- Interactive map of Kaimoor Wildlife Sanctuary
- Location: Mirzapur and Sonbhadra districts, Uttar Pradesh, India
- Area: 500
- Established: 1982

= Kaimoor Wildlife Sanctuary =

Wildlife sanctuary in Uttar Pradesh, India

Kaimoor Wildlife Sanctuary is located in Sonbhadra and Mirzapur districts of southeastern Uttar Pradesh. The sanctuary reaches generally east and west along the Kaimur Range, extending to the Son River at its eastern end, and to the border of Madhya Pradesh at its western end. It was established in 1982.

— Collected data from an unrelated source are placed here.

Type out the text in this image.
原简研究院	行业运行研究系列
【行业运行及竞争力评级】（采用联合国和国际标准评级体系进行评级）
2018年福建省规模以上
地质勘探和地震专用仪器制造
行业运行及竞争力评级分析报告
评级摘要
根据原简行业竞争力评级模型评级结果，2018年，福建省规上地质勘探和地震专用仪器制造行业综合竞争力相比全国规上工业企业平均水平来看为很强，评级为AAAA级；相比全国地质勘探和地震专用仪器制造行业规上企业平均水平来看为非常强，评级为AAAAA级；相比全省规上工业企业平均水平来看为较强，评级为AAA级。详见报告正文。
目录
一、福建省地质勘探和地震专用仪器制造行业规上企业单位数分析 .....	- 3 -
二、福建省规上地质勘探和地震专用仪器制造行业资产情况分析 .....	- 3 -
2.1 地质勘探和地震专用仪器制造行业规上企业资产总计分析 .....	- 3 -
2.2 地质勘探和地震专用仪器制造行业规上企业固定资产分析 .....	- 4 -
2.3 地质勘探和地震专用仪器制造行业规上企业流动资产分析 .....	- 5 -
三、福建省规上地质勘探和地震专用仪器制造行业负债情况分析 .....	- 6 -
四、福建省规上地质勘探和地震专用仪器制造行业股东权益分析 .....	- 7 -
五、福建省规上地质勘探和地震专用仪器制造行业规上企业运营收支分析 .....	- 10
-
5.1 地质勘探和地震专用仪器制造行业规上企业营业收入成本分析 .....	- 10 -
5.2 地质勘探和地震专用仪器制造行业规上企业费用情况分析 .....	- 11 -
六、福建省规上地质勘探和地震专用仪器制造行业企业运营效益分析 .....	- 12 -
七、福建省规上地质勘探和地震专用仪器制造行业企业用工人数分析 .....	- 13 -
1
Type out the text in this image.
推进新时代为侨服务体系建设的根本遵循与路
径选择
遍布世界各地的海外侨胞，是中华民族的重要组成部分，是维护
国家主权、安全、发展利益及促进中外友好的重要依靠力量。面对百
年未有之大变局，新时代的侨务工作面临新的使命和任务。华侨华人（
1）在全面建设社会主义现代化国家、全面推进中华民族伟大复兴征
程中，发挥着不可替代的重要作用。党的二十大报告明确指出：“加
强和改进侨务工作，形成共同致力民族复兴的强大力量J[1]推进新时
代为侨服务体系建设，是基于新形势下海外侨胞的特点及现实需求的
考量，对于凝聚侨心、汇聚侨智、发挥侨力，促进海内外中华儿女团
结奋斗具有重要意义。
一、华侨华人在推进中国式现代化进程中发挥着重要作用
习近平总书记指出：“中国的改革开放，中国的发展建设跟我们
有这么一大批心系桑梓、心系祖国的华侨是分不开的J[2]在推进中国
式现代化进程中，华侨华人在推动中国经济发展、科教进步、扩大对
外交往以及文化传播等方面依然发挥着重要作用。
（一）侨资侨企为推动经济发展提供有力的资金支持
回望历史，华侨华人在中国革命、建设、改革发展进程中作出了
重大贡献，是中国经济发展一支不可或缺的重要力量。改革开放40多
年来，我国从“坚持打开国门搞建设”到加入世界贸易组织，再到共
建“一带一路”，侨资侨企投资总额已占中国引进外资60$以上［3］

The vegetation consists of 500 square kilometers of verdant land. The topography of the region is as varied as the types of animals that it houses.

==Access==
===By air===
The nearest airport is babatpur, varanasi.

=== By rail ===
The nearest railhead is Robertsganj railway station.

=== By road ===
Kaimoor is accessible by road from Varanasi and Mirzapur (100 km). The nearest town, Robertsganj, 3 km away, is connected by bus services to major centres in the region.

== Attractions ==
The wildlife population comprises leopard, blackbuck, chital, chinkara, ratel and peafowl.
The main species of wild animals found in the sanctuary are those of antelope, blue bull, wild cat, karakal, and bijju. There are quite a few varieties of local and migratory birds forming a large part of the wild population.

Important vegetation includes saal, sheesham teek, mahua, jamun, siddha, salai, koraiya and jheengar.

A species of beetle, Maladera kaimurensis was also recently described from the sanctuary.